November could be rated as a month of uncertainty and dilemma for bank customers as, although for a short time, commercial banks moved to pass on to them the obligation to pay a 16.5 percent Value Added Tax (VAT) on ‘some’ services charges.
In what could best be described as a battle of supremacy between the banks and government agencies like the Malawi Revenue Authority (MRA), the consumer was seen as the ultimate victim.
Controversial as the VAT might be, its passing to the consumers brought about anxiety, especially that, already, the cost of other basic commodities remained elevated coupled with a continued dwindling of buying power.
In Malawi, especially at this point, no one would yearn to pay an extra cost one anything else, more especially on transactions of the hard earned money.
Albeit the growing concerns of the every skyrocketing cost of living, On November 1, the banks went ahead to revise their charges on non-banking services, reflecting the tax.
They said it was in accordance with the amendment of the Taxation Act which was passed earlier by Parliament.
As such, the banks, or rather some, decided to pass on the task of payment of the required tax to the consumers, a decision which was latter reviewed by individual commercial banks.
For example, MyBucks Banking Corporation announced that from current account bank cheque issuance, be attracting fees of K34,950 from K30,000, bank statement per page would attract K6,408 from K5,500 while a draft would be sourced at K23,300 from K20,000.
However, three weeks later, the banks have published fresh statements indicating a downward review of the service fees where, in some cases, the charges are below the initial charge.
For MyBucks Banking Corporation, current account bank cheque issuance will now attract K27,000, bank statement per page will attract K5,000 while a draft will be sourced at K15,000.
Earlier, NBS Bank customers were advised that they would be paying K5,825 for a savings account statement after factoring in the VAT but its recent statement indicates that the service will only attract K2,500 before VAT.
National Bank of Malawi and Ecobank, which did not revise their fees at the beginning of the month, have also recently issued statements highlighting reduced charges on certain fees.
For example, Ecobank has reduced the charge for ATM cash withdrawal to K250 from K300 and same-year statement for a savings account to K2,790 before VAT from K6,000. National Bank has also reduced statement – within – a month per page to K1,500 from K4,370, among others.
But why did the banks move to effect the changes in the first place, only to review their rates days later?
Bankers Association of Malawi Chief Executive Officer Lyness Nkungula rates the earlier decision by the banks as business-oriented.
But the revision was in reaction to the customers’ outcry over economic hardship.
“In the first place, the fees were not raised. It was just the inclusion of VAT. VAT is supposed to be borne by the consumer and banks in this case are the collecting agents.
“The reduction in fees means reduction in income for the banks. Since this is individual bank’s business decisions, it must have been well analysed and agreed by the shareholders and management,” she said.

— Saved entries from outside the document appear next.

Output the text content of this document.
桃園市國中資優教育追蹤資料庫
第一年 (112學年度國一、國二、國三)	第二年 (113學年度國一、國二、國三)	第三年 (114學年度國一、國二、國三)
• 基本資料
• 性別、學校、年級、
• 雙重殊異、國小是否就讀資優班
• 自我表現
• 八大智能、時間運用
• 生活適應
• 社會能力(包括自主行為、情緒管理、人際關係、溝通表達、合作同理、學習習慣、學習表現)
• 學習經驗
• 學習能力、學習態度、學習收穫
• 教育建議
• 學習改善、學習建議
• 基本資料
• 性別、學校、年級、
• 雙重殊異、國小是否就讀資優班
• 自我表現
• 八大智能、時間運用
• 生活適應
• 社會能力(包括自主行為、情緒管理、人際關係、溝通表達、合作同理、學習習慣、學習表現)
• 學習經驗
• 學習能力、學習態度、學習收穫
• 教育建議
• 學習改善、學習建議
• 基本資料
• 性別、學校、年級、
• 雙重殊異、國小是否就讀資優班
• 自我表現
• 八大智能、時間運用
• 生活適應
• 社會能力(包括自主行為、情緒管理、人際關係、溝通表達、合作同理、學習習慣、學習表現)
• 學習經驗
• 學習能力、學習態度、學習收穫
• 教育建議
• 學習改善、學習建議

She said this is a crucial time when banks are driving digital banking and financial inclusion campaigns which can be hampered if bank services are deemed to be expensive.
But MRA officials are on record to have said that the amendment to the VAT Act did not introduce any new Vat and, thus, banks were not supposed to pass it on to consumers.
The revenue collection body has maintained its narrative all along, faulting the banks for peddling what it called misinformation.
When contacted last week, MRA Head of Corporate Affairs Steve Kapoloma said the banks were within their legal mandate to make their decisions, adding that they had been remitting their taxes to the authority as required by the law.
Nonetheless, the banks will not be bound to refund the money deducted when the rates were adjusted, according to spokesperson for the Ministry of Finance, Williams Banda.
Moving forward, Banda says while businesses are free to make decisions motivated to make profit, banks should not hide behind taxes when increasing their rates.
“Our understanding was that those non-banking fees already have VAT since the law says VAT should apply. The only thing that banks needed to do was to start remitting the Vat to MRA.
“We cannot comment on whether the increase in the fees is justifiable or not because business in Malawi are at liberty to charge the fees they think makes sense for their business. However, when they do that, they should not hide behind Taxes,” he said.
He says the VAT Act is clear in that it mentions all services or goods where VAT should not apply (exempt or zero rates supplies).
Anything that is not mentioned, according to Banda, means there is standard rate VAT.
Non-banking services are not on either exempt list or zero-rate list hence they have always been taxable at the standard rate of VAT of 16.5.
The conversation over the Vat on banking services has clearly reflected the glaring knowledge gap on taxation and financial issues.
It is clear that while the country is advancing the financial inclusion narrative, the gyre widens.
With a recent FinScope Malawi Survey showing that 67 percent of adult Malawians have no bank accounts, it is high time ‘prohibitive’ bank charges be looked at a matter of concern.